The metrics of writing are interesting to me. Many published authors suggest that if you write a certain number of words per day, you will inevitably succeed in you goal to become published. I have a certain amount of skepticism about this, but it is obvious that if you don't write, you will have no product to get sold. So I have worked hard to maintain a writing habit.
I try to write a page a day. 250 words. I feel good about that number. I feel especially good if I do more. I feel lousy if I do less.
When I started writing this third novel, after a couple of years of fussing around with short stories, I started with a couple of pages that I had written and liked the atmosphere of. The character was a young girl, and being new to fatherhood, I think she became a sort of stand in for how I was feeling about raising a girl into womanhood. She also reminded me a lot of a friend of mine from high school, long out of touch.
I had no real goal. Because the bit I'd started with had a sort of Victorian, Gothic Lolita feel, I decided I wanted to write a urban fantasy family saga with a lot of sprawling plot lines. I totted up some plot points that I would cover, and arbitrarily assigned 100 pages for each section. I was expecting to write an 800 page novel. At a page a day I expected it to take 800 days, or two years and change.

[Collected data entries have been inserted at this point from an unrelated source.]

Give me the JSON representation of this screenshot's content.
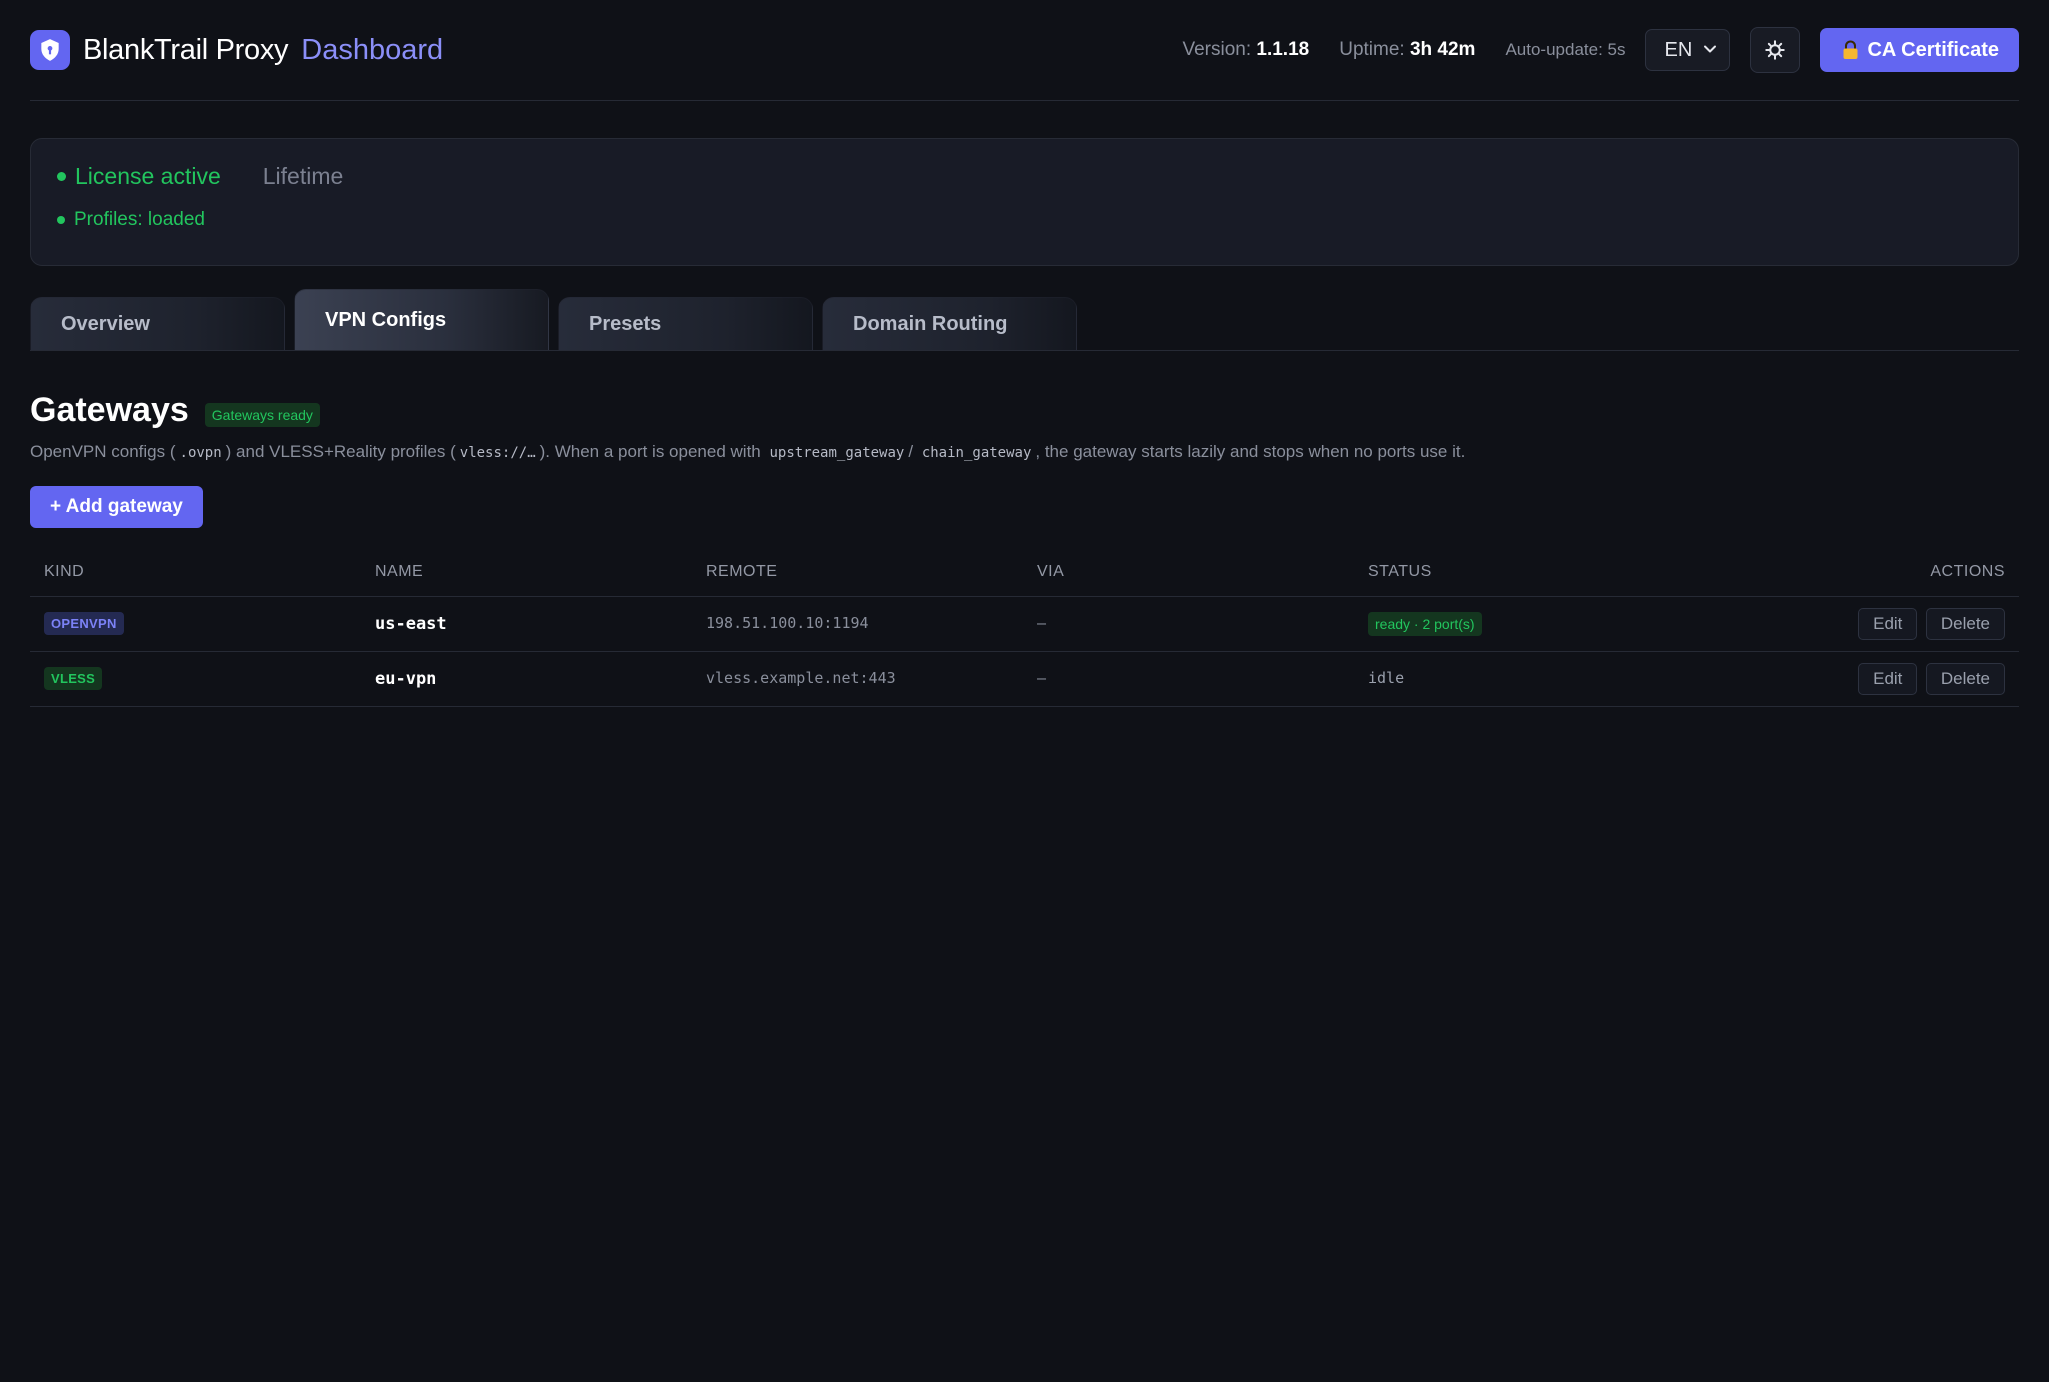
{
  "header": {
    "app_name": "BlankTrail Proxy",
    "section": "Dashboard",
    "version_label": "Version:",
    "version": "1.1.18",
    "uptime_label": "Uptime:",
    "uptime": "3h 42m",
    "auto_update": "Auto-update: 5s",
    "language": "EN",
    "ca_button": "CA Certificate"
  },
  "license": {
    "status": "License active",
    "plan": "Lifetime",
    "profiles": "Profiles: loaded"
  },
  "tabs": [
    {
      "label": "Overview",
      "active": false
    },
    {
      "label": "VPN Configs",
      "active": true
    },
    {
      "label": "Presets",
      "active": false
    },
    {
      "label": "Domain Routing",
      "active": false
    }
  ],
  "gateways": {
    "title": "Gateways",
    "badge": "Gateways ready",
    "desc": {
      "p1": "OpenVPN configs (",
      "c1": ".ovpn",
      "p2": ") and VLESS+Reality profiles (",
      "c2": "vless://…",
      "p3": "). When a port is opened with",
      "c3": "upstream_gateway",
      "p4": "/",
      "c4": "chain_gateway",
      "p5": ", the gateway starts lazily and stops when no ports use it."
    },
    "add_button": "+ Add gateway",
    "columns": {
      "kind": "KIND",
      "name": "NAME",
      "remote": "REMOTE",
      "via": "VIA",
      "status": "STATUS",
      "actions": "ACTIONS"
    },
    "rows": [
      {
        "kind": "OPENVPN",
        "name": "us-east",
        "remote": "198.51.100.10:1194",
        "via": "—",
        "status": "ready · 2 port(s)",
        "edit": "Edit",
        "delete": "Delete"
      },
      {
        "kind": "VLESS",
        "name": "eu-vpn",
        "remote": "vless.example.net:443",
        "via": "—",
        "status": "idle",
        "edit": "Edit",
        "delete": "Delete"
      }
    ]
  },
  "colors": {
    "accent": "#6366f1",
    "success": "#22c55e",
    "background": "#0f1117",
    "card": "#181b26"
  },
  "icons": {
    "logo": "shield-icon",
    "language": "chevron-down-icon",
    "settings": "gear-icon",
    "ca": "lock-icon"
  }
}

This January, at about 500 pages in, I decided that I was overwriting, that I was putting things in my novel that didn't need to be there. I decided I would write 30 pages to finish the section I was working on, 30 pages to fill out a half finished transitional section, and 30 pages to end the book, about 580 in total. Hah. I ended up writing my original 688 pages over 652 days.
At some point in the middle I decided to motivate myself by keeping a spreadsheet of my progress.
Starting with the word counts, file opened info, and last altered dates from the first couple of sections, I continued with my daily word count. Column B is word Count, C is the date I wrote, D is the number of days that word count "counted" for, and E is the percentage of my daily commitment. You can see how it varies.
There are two purple fields that contain manuscript counts. One is my main count (674.1), the other includes a section of pages out of order (703.1). I assume various rewrites done in the course of the book accounts for the variation from my final page count.
Boring! What matters to me is that both of those numbers are higher than the purple field in the Totals columns. Every single page count I have is higher than the number of days I spent writing the first draft. I applied myself more than my self appointed minimum. Not much, but more. I can do the church lady superiority dance!
Word count isn't everything, of course. I stopped to do a week's worth of cleanup on the first four hundred pages in November or thereabouts but I have yet to read all 677 pages in a row. For all I know, this is a totally overwritten piece of crap. But at least I have a lot of stuff to work with if I need to pare it down substantially.